The charts may paint a bullish or a bearish picture of a stock. Technical analysts may study charts to determine buy or sell decisions.
Release of a new product
If a company releases a new product and the market perceives it to be a positive on the earnings of the company, the price of the stock will increase significantly.
Insiders may sell shares in the company for a variety of reasons. They may be selling stock to raise money to buy that dream home or that dream car. However, when insiders buy the stock of the company they are involved in, they are generally bullish about the company for no insider would want to lose money on an investment. Of course, there are always exceptions to this.
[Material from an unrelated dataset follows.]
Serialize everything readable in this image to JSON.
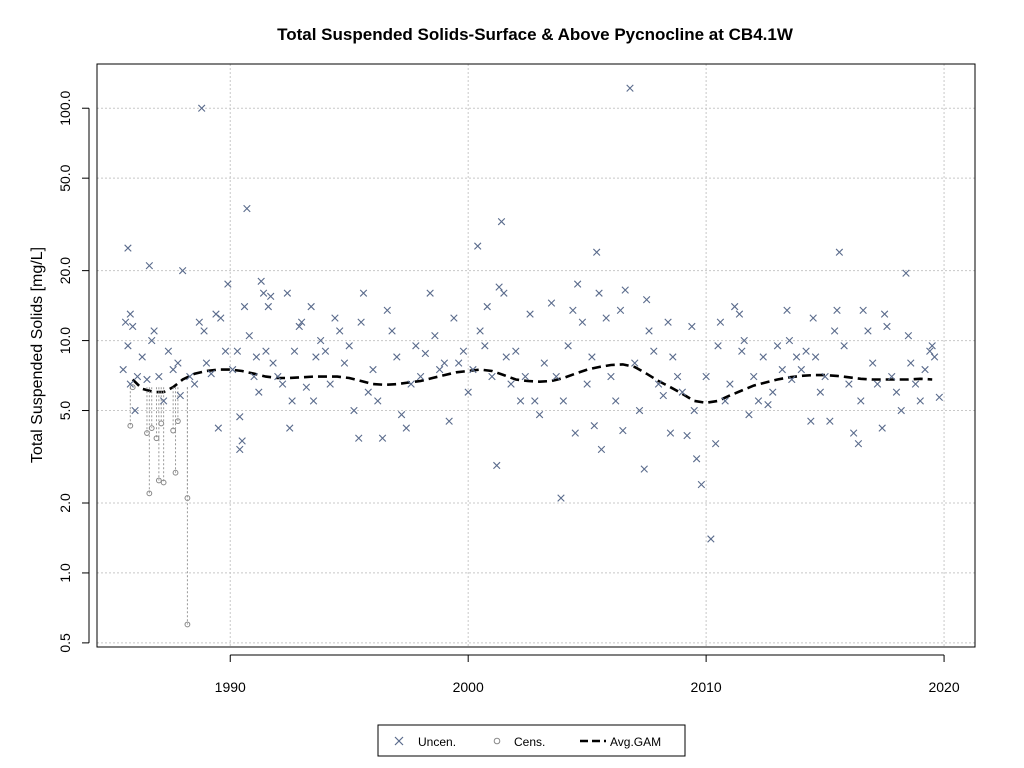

A trader can studying the actions of insiders within the company, a trader should analyse the insider purchases and sales of the C-level officers such as CEO, CFO, COO and CTO.
Reduced commodity prices may affect the stock prices of companies that trade them. For example, reduced crude oil prices have drastically affected the stock prices of oil producers such as BP and Shell.
Reduced cost of raw materials
If a company such as Coca Cola uses sugar as its raw materials, the net profit should rise in general. In general, with all things being equal, lower expenses of raw materials will lead to increased profits.